Eu fico deitada na cama, pensando nela ofegando por ar... Por que ela não gritou? Por que a gente não ouviu nenhum grito abafado?
Eu imagino ela, espremida na escuridão enquanto os pedidos de socorro dela ficam sem resposta, e eu não consigo respirar.
Mas o motivo real de eu estar escrevendo isso é porque essa manhã eu vi uma notícia sobre uma mulher de calcinha encontrada estrangulada na praia. Meu marido trocou de canal na reportagem, e quando eu perguntei por quê, ele pareceu surpreso e disse que achou que podia me abalar.
"Por quê?", eu perguntei. Não era uma pegadinha.
"Achei que podia te lembrar da Rosa. Sabe, a lingerie."
Suponho que essa parte era parecida. Pra ser honesta, essa parte da tragédia nunca tinha me marcado tanto. Mas agora... agora, eu fico pensando em como a gente parou de falar dela depois. Como a morte dela foi só uma notinha rápida na notícia. Nenhum detalhe foi divulgado. No nosso grupo de amigos, a morte da Rosa virou um tabu. Quase como se ela nunca tivesse estado com a gente.
A gente tacitamente concordou em esquecer ela.
Mas quanto mais eu penso nessa reportagem, mais eu sinto aquela sensação daquele dia. Aquela sensação de topo da escada. Tipo olhar pra baixo e ver algo que você não quer ver. Aquele sentimento de Meu Deus, Meu Deus, Meu Deus de pavor iminente.

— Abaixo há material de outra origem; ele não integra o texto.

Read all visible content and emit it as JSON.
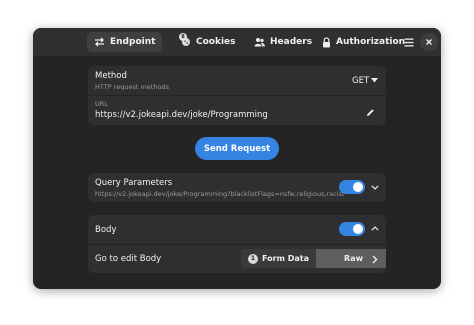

E eu tô prestes a passar mal.
Porque o Wade namorou ela também. E amou ela. E eu tô cada vez mais certa de que olhei escada abaixo antes dos fogos e não tinha mala lá. E agora eu tô me perguntando... Se o Wade nunca viu o que tinha na mala, nunca pegou ela, abriu ou mexeu nela, como ele sabia que ela tava de lingerie quando morreu?